Her birimizin o koridorlardan geçerken farklı hikâyelere şahitlik ederiz. Kimi müjde beklerken, kimisi çok zor bir habere hazırlık yapar. Tanıdığım Hamdi Bey ise bana “Şifa “ sözcüğünün anlamını yeniden öğretti.
Hamdi Bey kolon kanseriyle mücadele eden, hayat dolu ama yorgun ve sürekli zayıflayan bir adam! Bekleme salonunda her karşılaşmamızda beni durdurup, büyük bir hevesle konuşmaya başlıyor. Bir süre sonra o kadar çok konuşuyor ki Hamdi Bey’den nazikçe kaçmak için bir sürü yol, bahane üretir hale geldim.
Genellikle bir gün önceki olayları tekrar tekrar anlatmayı çok seviyor. Sadece bana değil, koridorda kendisini dinleme hevesinde olan veya onunla göz göze gelen herkese aynı açık kalp ve hasta bir insanın çok diri gözüken halleri içinde…
İtirafta bulunmalıyım, başlangıçta bu durumlar beni çok yoruyordu. Kendi endişelerimi, konforumu ısrarla korumaya çalışıyordum…
Ancak günler geçtikçe, koridorun sonunda birilerini ve öncelikle beni bekleyen o tanıdık simadan kaçmanın içimde bir sızı yarattığını fark ettim. Bir an durup düşündüm. O’nu anlamaya çalışan bir göz ve zihinle süzdüm. Gördüm ki Hamdi Bey’in bitmek bilmeyen konuşma isteği, aslında bir YARDIM çığlığıydı…

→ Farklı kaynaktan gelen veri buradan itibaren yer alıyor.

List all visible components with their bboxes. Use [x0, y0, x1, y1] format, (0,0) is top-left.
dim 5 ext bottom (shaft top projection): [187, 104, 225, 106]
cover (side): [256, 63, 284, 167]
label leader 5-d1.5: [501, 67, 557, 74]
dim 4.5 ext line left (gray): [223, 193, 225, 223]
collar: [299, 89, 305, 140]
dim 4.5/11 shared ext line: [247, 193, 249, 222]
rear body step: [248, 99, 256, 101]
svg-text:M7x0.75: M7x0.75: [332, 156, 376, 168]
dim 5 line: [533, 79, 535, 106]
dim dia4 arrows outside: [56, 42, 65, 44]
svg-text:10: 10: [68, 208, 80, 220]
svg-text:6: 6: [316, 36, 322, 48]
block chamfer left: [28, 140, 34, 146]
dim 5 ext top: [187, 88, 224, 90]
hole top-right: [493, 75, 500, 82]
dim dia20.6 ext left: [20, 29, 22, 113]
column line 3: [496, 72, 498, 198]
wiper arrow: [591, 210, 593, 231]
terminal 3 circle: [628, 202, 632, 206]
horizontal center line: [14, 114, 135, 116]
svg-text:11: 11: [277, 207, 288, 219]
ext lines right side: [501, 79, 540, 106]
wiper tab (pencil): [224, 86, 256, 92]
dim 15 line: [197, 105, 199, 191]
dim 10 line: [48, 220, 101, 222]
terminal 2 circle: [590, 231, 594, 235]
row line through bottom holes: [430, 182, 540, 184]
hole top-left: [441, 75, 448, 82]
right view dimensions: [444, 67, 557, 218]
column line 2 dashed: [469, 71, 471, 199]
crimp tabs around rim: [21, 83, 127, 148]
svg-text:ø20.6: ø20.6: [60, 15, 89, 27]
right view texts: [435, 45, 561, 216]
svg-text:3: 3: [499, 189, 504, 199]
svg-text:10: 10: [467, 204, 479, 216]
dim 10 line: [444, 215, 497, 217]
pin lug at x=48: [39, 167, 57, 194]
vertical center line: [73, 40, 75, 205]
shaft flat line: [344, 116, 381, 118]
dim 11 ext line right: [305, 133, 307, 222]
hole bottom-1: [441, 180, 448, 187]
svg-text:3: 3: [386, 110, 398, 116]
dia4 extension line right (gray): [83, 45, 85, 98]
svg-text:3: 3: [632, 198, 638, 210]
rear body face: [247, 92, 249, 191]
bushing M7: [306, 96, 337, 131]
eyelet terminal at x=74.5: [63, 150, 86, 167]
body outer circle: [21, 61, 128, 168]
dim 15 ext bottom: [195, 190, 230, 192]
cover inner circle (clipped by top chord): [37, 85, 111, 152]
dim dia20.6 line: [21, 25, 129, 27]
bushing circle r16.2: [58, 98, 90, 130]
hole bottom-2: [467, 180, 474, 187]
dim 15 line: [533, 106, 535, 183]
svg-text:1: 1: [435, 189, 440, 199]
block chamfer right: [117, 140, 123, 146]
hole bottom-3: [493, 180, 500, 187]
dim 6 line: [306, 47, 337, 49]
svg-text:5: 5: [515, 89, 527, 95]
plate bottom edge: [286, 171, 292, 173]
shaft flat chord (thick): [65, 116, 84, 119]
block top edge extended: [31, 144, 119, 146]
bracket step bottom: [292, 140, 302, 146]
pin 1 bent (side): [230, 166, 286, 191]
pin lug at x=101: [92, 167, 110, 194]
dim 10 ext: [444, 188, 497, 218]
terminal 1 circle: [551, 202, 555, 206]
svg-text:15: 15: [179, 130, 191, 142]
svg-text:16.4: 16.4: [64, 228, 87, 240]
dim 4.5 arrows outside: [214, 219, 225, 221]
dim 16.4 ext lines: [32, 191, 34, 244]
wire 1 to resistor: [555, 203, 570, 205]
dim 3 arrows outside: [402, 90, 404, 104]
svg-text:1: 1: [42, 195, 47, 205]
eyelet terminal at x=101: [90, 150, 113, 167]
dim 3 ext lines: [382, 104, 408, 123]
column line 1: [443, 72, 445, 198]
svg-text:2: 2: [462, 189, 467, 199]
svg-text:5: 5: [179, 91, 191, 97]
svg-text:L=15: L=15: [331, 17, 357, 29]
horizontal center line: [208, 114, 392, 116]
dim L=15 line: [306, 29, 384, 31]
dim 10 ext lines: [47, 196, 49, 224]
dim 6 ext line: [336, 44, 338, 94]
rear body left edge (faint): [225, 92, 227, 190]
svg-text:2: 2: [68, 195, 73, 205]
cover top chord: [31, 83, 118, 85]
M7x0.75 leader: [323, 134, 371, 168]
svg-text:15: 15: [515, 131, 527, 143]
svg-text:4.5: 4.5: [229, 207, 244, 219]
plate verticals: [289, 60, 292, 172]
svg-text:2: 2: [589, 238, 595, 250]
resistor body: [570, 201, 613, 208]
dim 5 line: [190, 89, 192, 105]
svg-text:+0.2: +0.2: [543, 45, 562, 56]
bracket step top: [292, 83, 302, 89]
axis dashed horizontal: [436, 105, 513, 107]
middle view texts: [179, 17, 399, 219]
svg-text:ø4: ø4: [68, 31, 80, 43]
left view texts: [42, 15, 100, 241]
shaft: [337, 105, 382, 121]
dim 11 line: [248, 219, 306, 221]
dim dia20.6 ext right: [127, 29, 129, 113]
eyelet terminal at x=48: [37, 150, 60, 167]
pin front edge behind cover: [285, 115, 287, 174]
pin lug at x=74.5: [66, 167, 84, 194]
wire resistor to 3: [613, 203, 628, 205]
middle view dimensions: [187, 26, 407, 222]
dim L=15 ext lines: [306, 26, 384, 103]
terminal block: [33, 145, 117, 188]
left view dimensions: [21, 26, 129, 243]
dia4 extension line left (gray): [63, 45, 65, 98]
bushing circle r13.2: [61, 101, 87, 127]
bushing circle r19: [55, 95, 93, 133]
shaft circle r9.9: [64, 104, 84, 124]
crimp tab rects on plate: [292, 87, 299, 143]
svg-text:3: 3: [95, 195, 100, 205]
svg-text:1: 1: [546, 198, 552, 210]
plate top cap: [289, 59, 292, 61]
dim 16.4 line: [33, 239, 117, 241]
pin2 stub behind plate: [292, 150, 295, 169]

Bitip tükenmeyen ve özellikle gece başlayıp O’nu uyutmayan ağrıları, hastalığının getirdiği o ağır yük, O’nu bir teselli arayışına itiyor. Hamdi Bey için konuşmak, bir yerde kendi kendine moral aşılamak, o amansız illetle savaşmak için bir kalkan oluşturmaktı. Belki de anlattığı her hikâye, acısını bir anlığına unutturan bir ağrı kesici gibiydi…
Bu düşünceler içinde O’ndan kaçmayı bıraktım. Ertesi gün, yine beni gördüğünde yanına gittim. O günkü hikâyesini, dünküleri ve geleceğe dair düşüncelerini sabırla dinledim. Bu küçük jestin Hamdi Bey’i nasıl değiştirdiğini görmek inanılmazdı. Yüzüne bir tebessüm yayılıyor, gözleri parlıyordu.
Anladım ki Hamdi Bey, doktorların yazdığı reçeteler kadar, belki ondan bile daha fazla, bir çift dinleyen kulağın şifasına inanıyordu. O’nun ilacı hastane koridorlarında tanıştığı bir yabancının ayırdığı beş dakikaydı.
Modern tıp, hayat kurtarır, EVET! Ama ruhu iyileştiren, insana “Yalnız Değilsin” hissini veren o basit insani dokunuştur…
Çevremizde kim bilir kaç tane Hamdi Bey var? Sadece duyulmak, görülmek ve anlaşılmak isteyen… Belki de en etkili ilaç, bir anlığına durup samimiyetle, “ Seni dinliyorum” demektir. Hiçbir eczanede satılmayan, ama en güçlü teselliyi sunan bir şifadır.